BEST INTERESTS

March 5, 2018

 

 Paula Phelan is a Family Lawyer with Specialist Accreditation in this area from the Queensland Law Society. She has been a lawyer for 21 years and is the director of Phelan Family Law, a Rockhampton legal firm specialising in Family Law only.

 

This article looks at the common misconception that older children have the right to decide the parenting arrangements that suit them.

 

The reality is that when a Family Law Court is asked to make Orders about parenting arrangements, it must consider the best interests of the child as the paramount consideration.

 

There is nothing in the Act that says that children of any age can “make up their own mind” about what is in their best interests.

 

The fact that a teenage child is expressing a view of their own that they wish to live with mum and not dad or vice versa, does not on its own create any legal obligation on the Court.

 

What is in a child’s “Best Interests”?

 

The main considerations for a Court are:

  • The benefit to the child of having a meaningful relationship with both parents; and

  • The need to protect the child from harm (physical or psychological) by being exposed or subjected to abuse, neglect or family violence.
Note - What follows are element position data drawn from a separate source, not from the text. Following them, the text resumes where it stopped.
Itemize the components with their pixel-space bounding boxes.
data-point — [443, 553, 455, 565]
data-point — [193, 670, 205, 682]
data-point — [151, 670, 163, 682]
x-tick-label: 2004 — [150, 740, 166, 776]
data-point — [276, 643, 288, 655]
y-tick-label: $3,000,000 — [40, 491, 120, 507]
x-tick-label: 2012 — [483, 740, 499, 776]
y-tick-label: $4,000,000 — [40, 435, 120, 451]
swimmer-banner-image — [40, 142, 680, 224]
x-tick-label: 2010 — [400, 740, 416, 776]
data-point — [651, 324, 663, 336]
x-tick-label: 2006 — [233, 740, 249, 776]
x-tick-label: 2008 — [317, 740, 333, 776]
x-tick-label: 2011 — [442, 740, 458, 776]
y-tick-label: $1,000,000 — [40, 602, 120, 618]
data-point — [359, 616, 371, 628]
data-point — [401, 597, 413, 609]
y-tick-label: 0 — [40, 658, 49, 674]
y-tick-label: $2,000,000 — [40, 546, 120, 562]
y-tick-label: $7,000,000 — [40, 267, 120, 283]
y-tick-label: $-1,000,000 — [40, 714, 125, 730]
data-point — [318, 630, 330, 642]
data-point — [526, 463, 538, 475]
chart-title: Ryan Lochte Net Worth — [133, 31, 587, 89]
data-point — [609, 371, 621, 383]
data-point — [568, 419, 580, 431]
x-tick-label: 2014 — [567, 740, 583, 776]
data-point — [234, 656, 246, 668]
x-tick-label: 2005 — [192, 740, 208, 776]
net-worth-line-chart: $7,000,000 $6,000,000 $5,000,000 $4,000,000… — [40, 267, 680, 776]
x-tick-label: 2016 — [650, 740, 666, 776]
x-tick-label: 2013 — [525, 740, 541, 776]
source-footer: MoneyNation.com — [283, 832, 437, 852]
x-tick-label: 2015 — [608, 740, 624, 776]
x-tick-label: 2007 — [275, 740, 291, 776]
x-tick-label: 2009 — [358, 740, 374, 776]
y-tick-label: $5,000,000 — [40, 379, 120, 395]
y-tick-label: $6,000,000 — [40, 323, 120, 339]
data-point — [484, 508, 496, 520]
The protection of children from harm is the most important consideration for a Family Law Court.

 

If a child is mature enough to have a view about the proposed arrangements, the Court can take those views on board.  This does not mean that your child will be called to the Court as a witness in proceedings or even be present at Court during the proceedings. 

 

The Court will often obtain evidence of the child’s views through a Family Report.  This is prepared after the parties meet with a social worker or psychologist who provides a report following the interviews to the Court.  They can speak with the children as well as the parents and will give a professional opinion as to what living arrangements they think are in the best interests of the children.

 

If appropriate, the psychologist or social worker can inform the Court of the child’s opinions about the arrangements. 

The Court can also appoint an Independent Children’s lawyer to represent the interests of the child in the proceedings.

 

This Lawyer does not take instructions from the child, but rather makes all necessary enquiries on behalf of the child to assess what arrangements are in the child’s best interests.

 

Parenting matters are often complicated and stressful for all involved.  Seeking early advice can often assist you to consider alternatives to Court proceedings which may help the future parenting arrangements for your children and save you the emotional and financial cost of going to Court.